Jejak prinsip menunda kesenangan dalam masyarakat kita ada dalam pepatah,”berakit-rakit ke hulu, berenang-renang kemudian. Bersakit-sakit dahulu, bersenang-senang kemudian.” Pada prakteknya, banyak diantara kita yang melakukan kebalikan dari pepatah itu. Dalam hidup, sebagian dari kita memilih hal-hal yang menyenangkan terlebih dahulu. Senang mengkonsumsi makanan tidak sehat seperti makanan cepat saja, makanan yang terlalu asin atau terlalu manis, sedikit konsumsi cairan seperti air putih dan jus buah dan kurang tidur. Maka tidak mengherankan jika selalu mendapatkan kesusahan pada akhirnya berupa penyakit.
Inilah prinsip yang terinspirasi dari ibadah puasa di bulan Ramadhan: menunda kesenangan.
Secara ilmiah, keutamaan memiliki prinsip dan perilaku menunda kesenangan pernah di teliti oleh seorang pakar psikologi yang Bernama Walter Mischel. Pada tahun 1960-1970 Mischel membuat suatu penelitian yang kemudian dikenal dengan nama “Marsmallow Experiment”.
Penelitian yang dilakukan di Universitas Colombia ini melibatkan tidak kurang dari 653 anak berusia 4-5 tahun. Setiap anak akan diberikan satu marshmallow, dan akan mendapat tambahan satu marshmallow lagi, hanya jika ia berhasil menunggu penguji yang akan datang dalam 15 menit kedepan tanpa memakan marshmallow yang ada dihadapannya.

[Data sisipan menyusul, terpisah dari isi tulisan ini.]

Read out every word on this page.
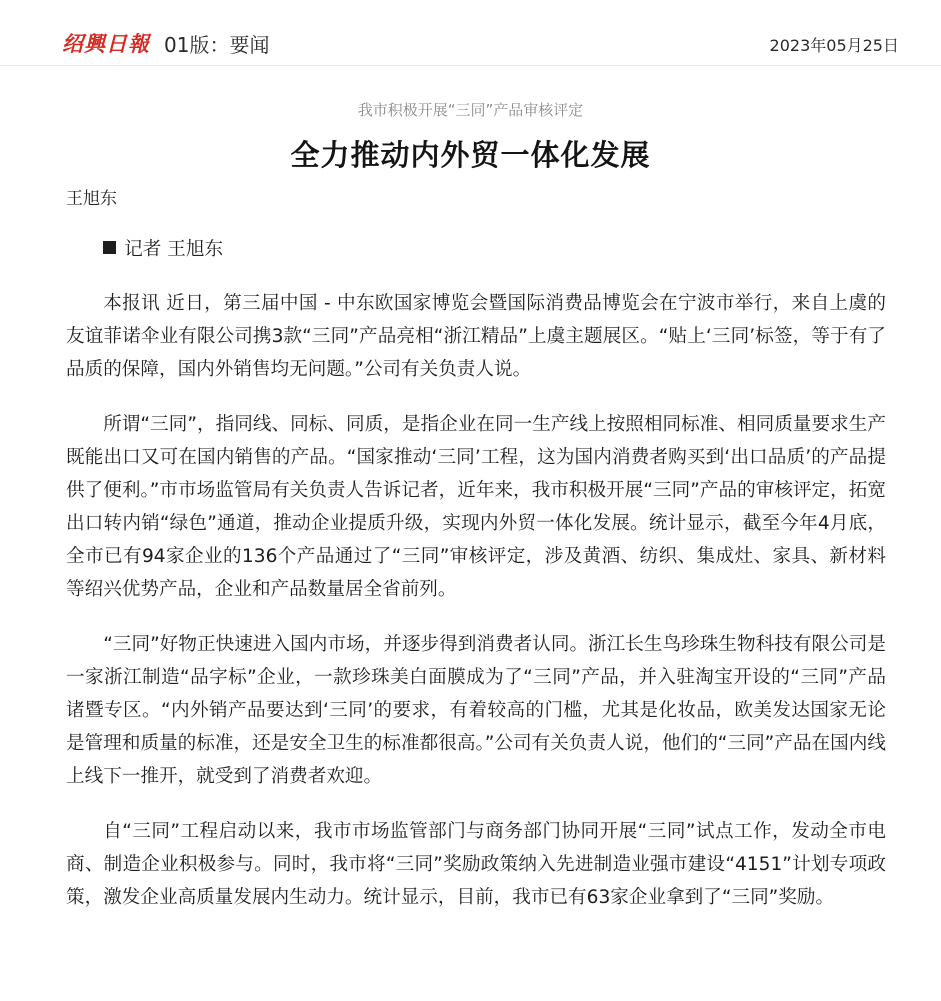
绍興日報 01版：要闻	2023年05月25日
我市积极开展“三同”产品审核评定
全力推动内外贸一体化发展
王旭东

记者 王旭东

本报讯 近日，第三届中国 - 中东欧国家博览会暨国际消费品博览会在宁波市举行，来自上虞的友谊菲诺伞业有限公司携3款“三同”产品亮相“浙江精品”上虞主题展区。“贴上‘三同’标签，等于有了品质的保障，国内外销售均无问题。”公司有关负责人说。

所谓“三同”，指同线、同标、同质，是指企业在同一生产线上按照相同标准、相同质量要求生产既能出口又可在国内销售的产品。“国家推动‘三同’工程，这为国内消费者购买到‘出口品质’的产品提供了便利。”市市场监管局有关负责人告诉记者，近年来，我市积极开展“三同”产品的审核评定，拓宽出口转内销“绿色”通道，推动企业提质升级，实现内外贸一体化发展。统计显示，截至今年4月底，全市已有94家企业的136个产品通过了“三同”审核评定，涉及黄酒、纺织、集成灶、家具、新材料等绍兴优势产品，企业和产品数量居全省前列。

“三同”好物正快速进入国内市场，并逐步得到消费者认同。浙江长生鸟珍珠生物科技有限公司是一家浙江制造“品字标”企业，一款珍珠美白面膜成为了“三同”产品，并入驻淘宝开设的“三同”产品诸暨专区。“内外销产品要达到‘三同’的要求，有着较高的门槛，尤其是化妆品，欧美发达国家无论是管理和质量的标准，还是安全卫生的标准都很高。”公司有关负责人说，他们的“三同”产品在国内线上线下一推开，就受到了消费者欢迎。

自“三同”工程启动以来，我市市场监管部门与商务部门协同开展“三同”试点工作，发动全市电商、制造企业积极参与。同时，我市将“三同”奖励政策纳入先进制造业强市建设“4151”计划专项政策，激发企业高质量发展内生动力。统计显示，目前，我市已有63家企业拿到了“三同”奖励。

Dalam eksperimen itu, ada sebagian responden anak kecil itu yang langsung memakan marshmallownya saat peneliti keluar ruangan. Ada juga yang berusaha untuk menahan godaan tapi tetap saja tidak berhasil menahan diri untuk memakannya. Namun ada pula sebagian anak yang sukses menahan diri untuk tidak memakan marshmallow yang ada didepannya hingga peneliti masuk kembali ke ruangan.

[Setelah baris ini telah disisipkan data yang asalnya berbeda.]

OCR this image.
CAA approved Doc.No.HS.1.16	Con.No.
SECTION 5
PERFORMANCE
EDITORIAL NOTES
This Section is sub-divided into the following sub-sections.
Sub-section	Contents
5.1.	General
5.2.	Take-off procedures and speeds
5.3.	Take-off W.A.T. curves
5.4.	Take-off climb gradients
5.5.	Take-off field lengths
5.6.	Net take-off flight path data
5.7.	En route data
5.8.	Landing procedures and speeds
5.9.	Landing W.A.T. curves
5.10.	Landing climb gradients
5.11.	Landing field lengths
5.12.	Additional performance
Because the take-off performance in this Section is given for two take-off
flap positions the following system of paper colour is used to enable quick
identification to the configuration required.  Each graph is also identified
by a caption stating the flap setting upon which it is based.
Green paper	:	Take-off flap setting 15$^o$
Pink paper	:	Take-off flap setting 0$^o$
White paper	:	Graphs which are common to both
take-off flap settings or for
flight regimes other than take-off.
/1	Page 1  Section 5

Ini yang menarik dari ekseperimen Marshmallow. Mischel kemudian mengikuti jejak kehidupan ratusan responden itu hingga 25 tahun lamanya (longitudinal research). Hasilnya mengagumkan, Mischel menemukan korelasi yang kuat antara kemampuan menahan diri (atau menunda kesenangan) dengan masa depan yang lebih baik, dimana anak yang berhasil menunda memakan marshmallow yang ada dihadapannya terbukti lebih sukses.
Ibadah puasa di bulan suci Ramadhan kesempatan kita meningkatkan kemampuan menunda kesenangan dengan menahan diri untuk tidak makan, minum dan hubungan biologis mulai adzan subuh sampai adzan magrib. Untuk meraih keutamaan Ramadhan, tidak sekedar menahan diri dari sesuatu yang dimensi fisik seperti makan dan minum, tapi juga menahan diri dari berperilaku yang tidak sesuai nilai kemanusiaan seperti amarah, sombong, korupsi dan egois.
Semoga puasa yang kita jalani dapat menghantar kita menjadi pribadi yang bertakwa. Pribadi yang mampu menunda kesenangan sehingga mendapatkan kesenangan yang hakiki: berjumpa dengan Allah Swt.
Dalam hadits qudsi, Allah berfirman: “Bagi orang yang berpuasa ada dua kesenangan, ketika berbuka puasa, ia senang dengan buka puasanya dan ketika berjumpa dengan Tuhannya, ia senang membawa pahala puasanya.”